Byungjae keluar dari kamar mandi. Ia
memilih mandi demi menghilangkan bau anyir yang seolah masih menempel di
tubuhnya. Karena tak membawa ganti, ia pun meminjam kaos dan celana kulot
selutut milik Rue.
“Minum ini.” Rue menyodorkan jahe hangat
dalam mug untuk Byungjae. “Biar mualmu ilang.”
“Udah nggak bau kan?” Byungjae
mengulurkan tangan kirinya pada Rue.
“Udah nggak. Semprot parfum deh
kalau masih merasa bau.” Rue menghidangkan coklat hangat di depan Nath. Lalu,
menaruh mug-mug lainnya di atas meja. Ia membuat empat mug jahe hangat untuk
Rigel, satu mug kopi untuk Toni, dan satu mug coklat hangat untuk Nath.
“Parfumnya mana?” Byungjae duduk di
atas permadani ruang tamu dan meletakan mug di tangan kanannya ke atas meja.
Nath yang duduk di atas permadani di
ruang tamu menatap Dio yang sedang duduk di atas sofa. Kakinya sedang dipijit
Toni. Lalu, ia menatap Byungjae yang baru bergabung. Kemudian, beralih pada
Hanjoo yang sibuk di dapur. Nath menundukkan kepala. Merasa bersalah.

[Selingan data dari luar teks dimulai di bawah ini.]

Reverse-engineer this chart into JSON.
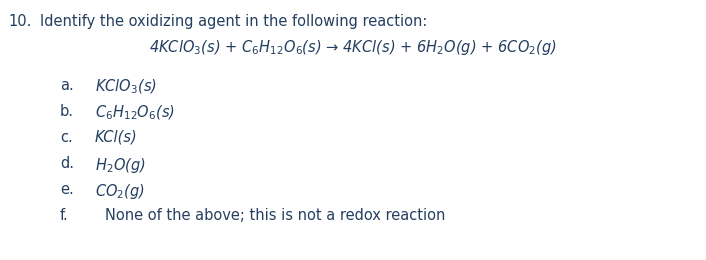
{
  "background_color": "#ffffff",
  "question_number": "10.",
  "question_text": "Identify the oxidizing agent in the following reaction:",
  "reaction": "4KClO$_3$(s) + C$_6$H$_{12}$O$_6$(s) → 4KCl(s) + 6H$_2$O(g) + 6CO$_2$(g)",
  "options": [
    {
      "label": "a.",
      "text": "KClO$_3$(s)"
    },
    {
      "label": "b.",
      "text": "C$_6$H$_{12}$O$_6$(s)"
    },
    {
      "label": "c.",
      "text": "KCl(s)"
    },
    {
      "label": "d.",
      "text": "H$_2$O(g)"
    },
    {
      "label": "e.",
      "text": "CO$_2$(g)"
    },
    {
      "label": "f.",
      "text": "None of the above; this is not a redox reaction"
    }
  ],
  "text_color": "#243f60",
  "font_size": 10.5,
  "fig_width": 7.06,
  "fig_height": 2.6,
  "dpi": 100
}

Rue kembali ke ruang tamu dengan
membawa parfum. Hanjoo pun bergabung setelah selesai membereskan dapur. Semua
berkumpul di ruang tamu.
“Sekarang waktunya memberi
penjelasan kan Jenna?” Ujar Byungjae sembari menyemprot parfum ke tangan
kirinya.
“Maaf. Tapi, aku benar-benar nggak
tahu. Kenapa kalian sampai seperti ini.” Nath perlahan mengangkat kepalanya.
“Papamu telpon ke Rue. Katanya, kamu
pamit mau ikut perburuan ke Gedung Mati bersama kami. Rue panik dan membawa
kami semua ke Gedung Mati. Dan, ini lah hasilnya. Seperti yang kamu lihat. Dio
kakinya terkilir. Rue jatuh, dan aku hampir jatuh dari lantai dua. Untung ada
Om Toni. Sebenernya rencanamu apa sih?” Byungjae meletakan parfum di atas meja
dan menatap Nath.
Dinding pertahanan kedua mata Nath
yang berkaca-kaca runtuh. Air mata meluncur turun di pipinya yang pucat. “Aku...
aku benar-benar minta maaf. Ini salahku.”
“Aku yakin ini bukan salahmu! Aaa!
Sakit, Om! Coba jelaskan apa yaaaaang sebenarnya terjadiiii!” Dio di sela
jeritan kesakitannya.
“Katakan saja. Nggak papa. Kalau
dipikir-pikir, itu bukan salahmu. Tapi, salahku. Aku bertindak tanpa pikir
panjang. Tanpa memastikan lebih dulu kamu di mana.” Rue memegang tangan kanan
Nath dan mengusuknya.
“Kami mana bisa marah ke kamu,
Jenna.” Byungjae turut menenangkan.
“Aku tahu kalian nggak akan marah
padaku, tapi…” Nath ragu.
“Tapi, kenapa? Katakan saja.” Desak
Byungjae.
“Pearl.” Nath menyebut satu nama
yang Rigel tahu.
“Kenapa Pearl?” Hanjoo turut
mendesak Nath.
Nath menghela napas. Lalu,
menceritakan semua dari awal. Dari pertemuan tak sengajanya dengan Pearl di food court, lalu Pearl mengajaknya hang
out bersama Hanjoo dan Rue. Hingga Pearl membuatnya menunggu di mini market
selama satu jam lamanya, dan ia sampai di rooftop
Rue.
“Sudah kuduga pastiii ulaaah nenek
sihir itu. Aaa, sakit!” Emosi Dio memuncak setelah mengetahui fakta di balik
kesialan yang ia alami malam ini. “Awas kaaauuu Pearrrrllll!”